Конечно, в наши времена с ними уже не обращаются так сурово, как раньше, но
и волны эмансипации, к счастью, пока обходят Китай стороной.
Но дело даже не в том, что девушки в Китае воспитываются в идеалах
терпения и покорности. Характеры у них, наверное, очень разные, как и везде,
и никакая муштра не исправит дурной нрав, если уж кто-то наделен им от
рождения. Когда я разговаривал с китайскими девушками, меня удивляло не
столько то, с каким почтительным вниманием они ко мне относились, сколько их
наивность и простодушие. Они ведут себя как дети, и, похоже, никогда не
задумываются о том, какое впечатление они производят на окружающих. Наши же
девушки уже с очень раннего возраста придают этому огромное значение. Если
молодая китаянка входит в комнату, где полно народу, то она не ждет, что все
повернутся и обратят на нее внимание, и это сразу очень заметно по ее
поведению. Наша же девушка, если мотнет головой, например, то совсем не для
того, чтобы поправить прическу, а для того, чтобы все увидели, как эффектно
выглядит копна ее рассыпающихся волос.

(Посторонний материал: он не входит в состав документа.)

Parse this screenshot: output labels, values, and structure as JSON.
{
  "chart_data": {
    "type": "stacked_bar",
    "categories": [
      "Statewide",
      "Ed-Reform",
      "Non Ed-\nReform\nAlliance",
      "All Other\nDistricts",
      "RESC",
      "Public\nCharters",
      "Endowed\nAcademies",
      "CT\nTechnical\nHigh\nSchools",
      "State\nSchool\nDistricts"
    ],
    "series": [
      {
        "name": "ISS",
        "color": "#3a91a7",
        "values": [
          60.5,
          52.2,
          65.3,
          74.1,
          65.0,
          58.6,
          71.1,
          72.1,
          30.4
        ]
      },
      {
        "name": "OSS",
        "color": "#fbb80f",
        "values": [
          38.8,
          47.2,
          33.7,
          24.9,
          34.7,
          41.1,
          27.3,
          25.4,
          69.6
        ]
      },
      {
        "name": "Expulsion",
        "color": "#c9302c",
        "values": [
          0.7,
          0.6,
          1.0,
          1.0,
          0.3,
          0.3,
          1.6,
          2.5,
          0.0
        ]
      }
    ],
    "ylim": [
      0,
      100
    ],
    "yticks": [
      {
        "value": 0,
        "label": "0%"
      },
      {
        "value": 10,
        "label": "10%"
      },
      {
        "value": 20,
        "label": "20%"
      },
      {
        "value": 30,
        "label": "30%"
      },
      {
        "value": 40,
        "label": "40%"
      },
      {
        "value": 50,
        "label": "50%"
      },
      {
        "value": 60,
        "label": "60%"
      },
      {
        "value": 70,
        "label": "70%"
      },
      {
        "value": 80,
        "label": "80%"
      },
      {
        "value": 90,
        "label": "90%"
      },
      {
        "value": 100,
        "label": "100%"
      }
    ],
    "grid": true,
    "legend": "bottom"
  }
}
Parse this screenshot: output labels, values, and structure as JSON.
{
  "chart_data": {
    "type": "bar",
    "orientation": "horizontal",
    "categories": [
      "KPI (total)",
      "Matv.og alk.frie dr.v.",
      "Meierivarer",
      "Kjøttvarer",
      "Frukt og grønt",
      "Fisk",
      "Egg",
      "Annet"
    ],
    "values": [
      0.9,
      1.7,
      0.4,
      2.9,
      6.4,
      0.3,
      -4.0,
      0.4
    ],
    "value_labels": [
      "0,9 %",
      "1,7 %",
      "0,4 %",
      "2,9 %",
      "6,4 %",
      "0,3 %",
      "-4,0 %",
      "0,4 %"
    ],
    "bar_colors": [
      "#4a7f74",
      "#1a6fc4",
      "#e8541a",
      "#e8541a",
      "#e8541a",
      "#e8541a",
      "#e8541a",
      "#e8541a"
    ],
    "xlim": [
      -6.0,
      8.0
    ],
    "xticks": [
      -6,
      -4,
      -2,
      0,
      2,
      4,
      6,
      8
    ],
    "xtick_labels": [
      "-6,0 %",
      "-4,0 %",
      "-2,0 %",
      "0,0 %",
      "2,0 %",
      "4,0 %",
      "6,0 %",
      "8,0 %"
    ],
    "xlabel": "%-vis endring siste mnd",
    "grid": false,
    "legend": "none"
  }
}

Дима тоже стал подмечать эту
характерную особенность китайских девушек: вот смотри, говорил он мне в
вагоне шанхайской электрички, они ведут себя совершенно по-другому, чем
наши, как будто даже и не стремятся привлечь к себе внимание, встают, если
хотят встать, и потягиваются, если им хочется потянуться. Да, отвечал я ему
с чувством, наша девушка уж если потянется, так хоть святых выноси. Надо
сказать, что меня безмерно задевали все эти частности. Я, конечно, отвел
душу в Китае, отдыхая от моих чрезмерно цивилизованных соотечественниц, но
ведь в скором времени мне надо было возвращаться обратно домой и снова
попадать в ту атмосферу войны и соперничества, которая так свойственна у нас
отношениям между полами. Но меня сильно утешало сознание, что не везде,
оказывается, это дело поставлено так по-дурацки, как у нас. Раньше я не мог
поверить, что я один тут подхожу к делу здраво и разумно, иду в ногу, когда
весь взвод идет не в ногу. Но теперь я твердо знал, что есть огромная
страна, целый мир, можно сказать, по населению превышающий весь наш Запад
вместе взятый (с Россией, Европой и Америкой), где все это устроено
по-настоящему, по-человечески, так, как мне и хотелось бы. Эта внезапно
обретенная уверенность в своей правоте бальзамом проливалась на мою душу. До
путешествия по Китаю я никогда бы не догадался, что причина моих неудач
заключается не в том, что я что-то делаю неправильно и не могу, не в
состоянии понять, как это поправить, а в том, что общий подход к этому делу
у нас на Западе в корне неверен и порочен. Может быть, это просто следствие
того, что наша цивилизация уже вырождается самым явственным образом.